Compliance Blog

May 07, 2018

Eleventh Hour DOL Fiduciary Rule Rescue Efforts Fail

Written by Pamela Yu, Special Counsel for Compliance and Research, NAFCU

Last-ditch efforts by one large interest group and three state attorneys general have failed to rescue the Department of Labor's (DOL) fiduciary rule, which was struck down by the 5th Circuit of Appeals in March in a 2-1 split decision by a three judge panel.  The 5th Circuit decision overturned a Dallas federal judge's earlier order upholding the rule, which would impose a fiduciary standard of care on broker-dealers and investment advisers that provide investment advice to retirement plan investors.  The rule now appears doomed unless the U.S. Supreme Court steps in to save the embattled regulation.  The 5th Circuit's decision to vacate the rule goes into effect today.

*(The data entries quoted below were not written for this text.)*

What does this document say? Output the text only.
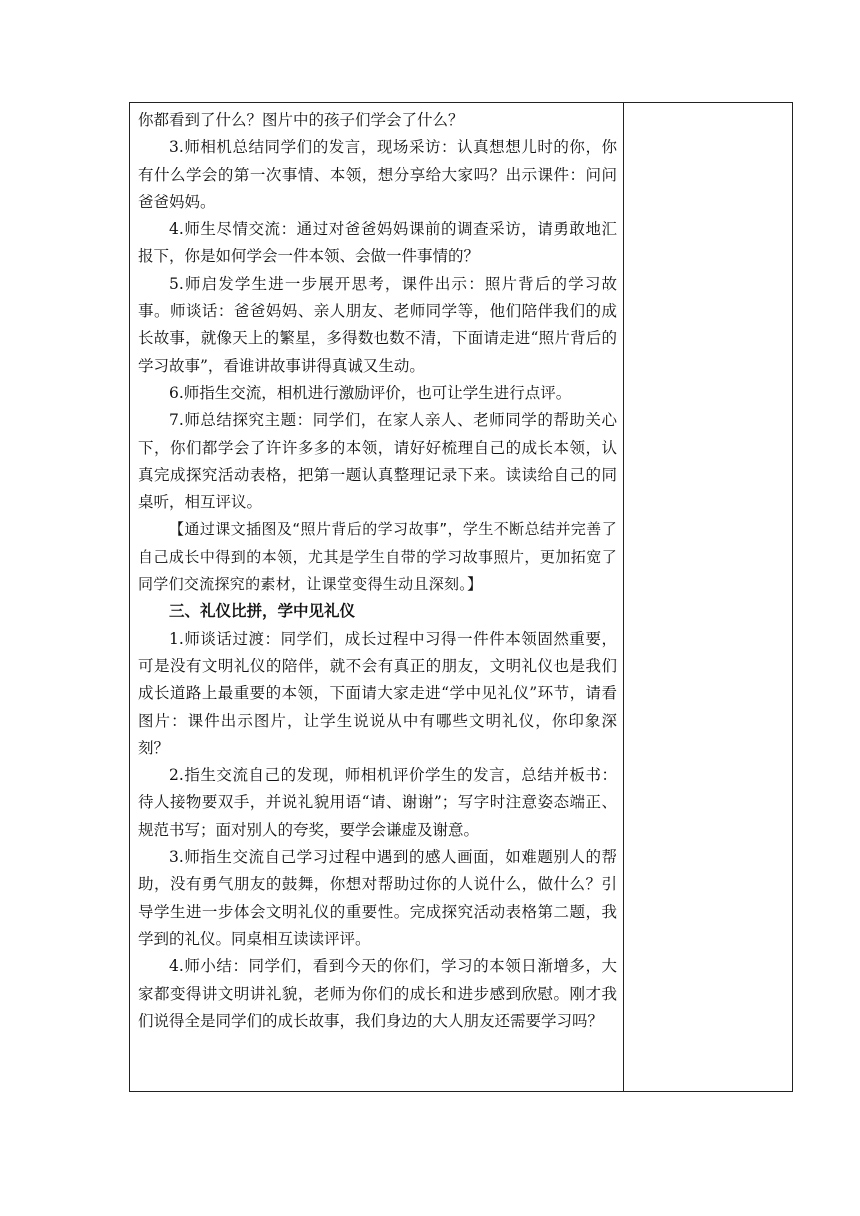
你都看到了什么？图片中的孩子们学会了什么？

3.师相机总结同学们的发言，现场采访：认真想想儿时的你，你有什么学会的第一次事情、本领，想分享给大家吗？出示课件：问问爸爸妈妈。

4.师生尽情交流：通过对爸爸妈妈课前的调查采访，请勇敢地汇报下，你是如何学会一件本领、会做一件事情的？

5.师启发学生进一步展开思考，课件出示：照片背后的学习故事。师谈话：爸爸妈妈、亲人朋友、老师同学等，他们陪伴我们的成长故事，就像天上的繁星，多得数也数不清，下面请走进“照片背后的学习故事”，看谁讲故事讲得真诚又生动。

6.师指生交流，相机进行激励评价，也可让学生进行点评。

7.师总结探究主题：同学们，在家人亲人、老师同学的帮助关心下，你们都学会了许许多多的本领，请好好梳理自己的成长本领，认真完成探究活动表格，把第一题认真整理记录下来。读读给自己的同桌听，相互评议。

【通过课文插图及“照片背后的学习故事”，学生不断总结并完善了自己成长中得到的本领，尤其是学生自带的学习故事照片，更加拓宽了同学们交流探究的素材，让课堂变得生动且深刻。】

三、礼仪比拼，学中见礼仪

1.师谈话过渡：同学们，成长过程中习得一件件本领固然重要，可是没有文明礼仪的陪伴，就不会有真正的朋友，文明礼仪也是我们成长道路上最重要的本领，下面请大家走进“学中见礼仪”环节，请看图片：课件出示图片，让学生说说从中有哪些文明礼仪，你印象深刻？

2.指生交流自己的发现，师相机评价学生的发言，总结并板书：待人接物要双手，并说礼貌用语“请、谢谢”；写字时注意姿态端正、规范书写；面对别人的夸奖，要学会谦虚及谢意。

3.师指生交流自己学习过程中遇到的感人画面，如难题别人的帮助，没有勇气朋友的鼓舞，你想对帮助过你的人说什么，做什么？引导学生进一步体会文明礼仪的重要性。完成探究活动表格第二题，我学到的礼仪。同桌相互读读评评。

4.师小结：同学们，看到今天的你们，学习的本领日渐增多，大家都变得讲文明讲礼貌，老师为你们的成长和进步感到欣慰。刚才我们说得全是同学们的成长故事，我们身边的大人朋友还需要学习吗？
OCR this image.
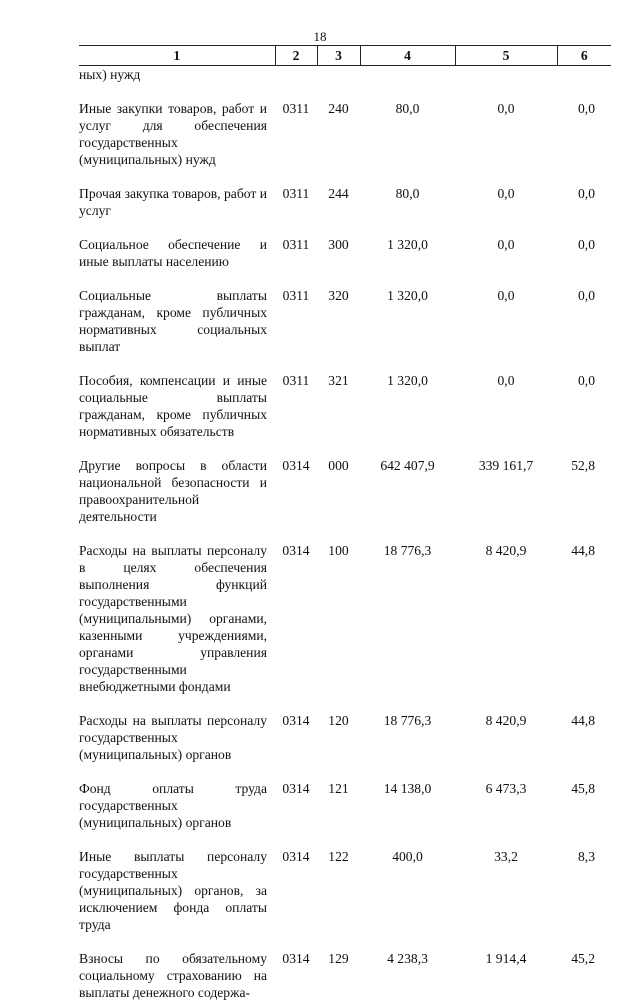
18
1	2	3	4	5	6
ных) нужд					
Иные закупки товаров, работ и услуг для обеспечения государственных (муниципальных) нужд	0311	240	80,0	0,0	0,0
Прочая закупка товаров, работ и услуг	0311	244	80,0	0,0	0,0
Социальное обеспечение и иные выплаты населению	0311	300	1 320,0	0,0	0,0
Социальные выплаты гражданам, кроме публичных нормативных социальных выплат	0311	320	1 320,0	0,0	0,0
Пособия, компенсации и иные социальные выплаты гражданам, кроме публичных нормативных обязательств	0311	321	1 320,0	0,0	0,0
Другие вопросы в области национальной безопасности и правоохранительной деятельности	0314	000	642 407,9	339 161,7	52,8
Расходы на выплаты персоналу в целях обеспечения выполнения функций государственными (муниципальными) органами, казенными учреждениями, органами управления государственными внебюджетными фондами	0314	100	18 776,3	8 420,9	44,8
Расходы на выплаты персоналу государственных (муниципальных) органов	0314	120	18 776,3	8 420,9	44,8
Фонд оплаты труда государственных (муниципальных) органов	0314	121	14 138,0	6 473,3	45,8
Иные выплаты персоналу государственных (муниципальных) органов, за исключением фонда оплаты труда	0314	122	400,0	33,2	8,3
Взносы по обязательному социальному страхованию на выплаты денежного содержа-	0314	129	4 238,3	1 914,4	45,2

On April 26, a coalition of the Attorneys General for California, New York, and Oregon filed a petition in the 5th Circuit to request the court's permission to intervene in a lawsuit challenging the DOL regulation, along with a petition for rehearing en banc asking the full 17-judge court to rehear the matter.  In a separate filing the same day, the AARP—the behemoth association representing older and retired persons—also moved to intervene in the suit, in a last-minute attempt to defend the DOL's rule.

The parties attempted to intervene in a bid to save the rule upon the realization that the Trump Administration would not act to resurrect the Obama-era rule; indeed, an April 30 rehearing deadline came and went with no action on the part of the agency. The DOL still has until June 13 to appeal the decision to the Supreme Court, but it appears unlikely to do so.

In a death blow to these eleventh hour rescue efforts, last Thursday the court denied both the motions. The court did not explain its order, simply stating that the motions to intervene were denied. 

The AARP had argued it had standing to intervene because its members will be adversely impacted by the 5th Circuit’s decision.  Meanwhile, the three state attorneys general had argued that their intervention was necessary to "ensure an effective defense" of the rule, and to protect the interests of "those millions of their current and future retirees affected by this appeal."  The attorneys general noted that "[u]ntil recently, DOL vigorously defended the Rule in this and other courts.  Now, however, DOL appears ready to abandon its effort to protect retirement investors."  

The plaintiffs challenging the fiduciary rule—including the U.S. Chamber of Commerce, the Securities Industry and Financial Markets Association and the Financial Services Institute—opposed the parties' motions to intervene, arguing in their own filing with the court that the AARP and the state attorneys general had "delayed until the last moment to file intervention motions to seek rehearing en banc," saying the delay was "unjustifiable" and the motions should therefore be denied.  Seemingly, the court agreed.

The latest ruling means the DOL fiduciary rule goes off the books today, May 7.  This is good news for credit unions that may have been adversely affected by the rule.  Generally, credit unions are prohibited from offering members investment advice as "investment advisers" under state or federal securities law.  But the rule would have impacted credit unions that offer investment advisory services through credit union service organizations (CUSOs) or third-party arrangements.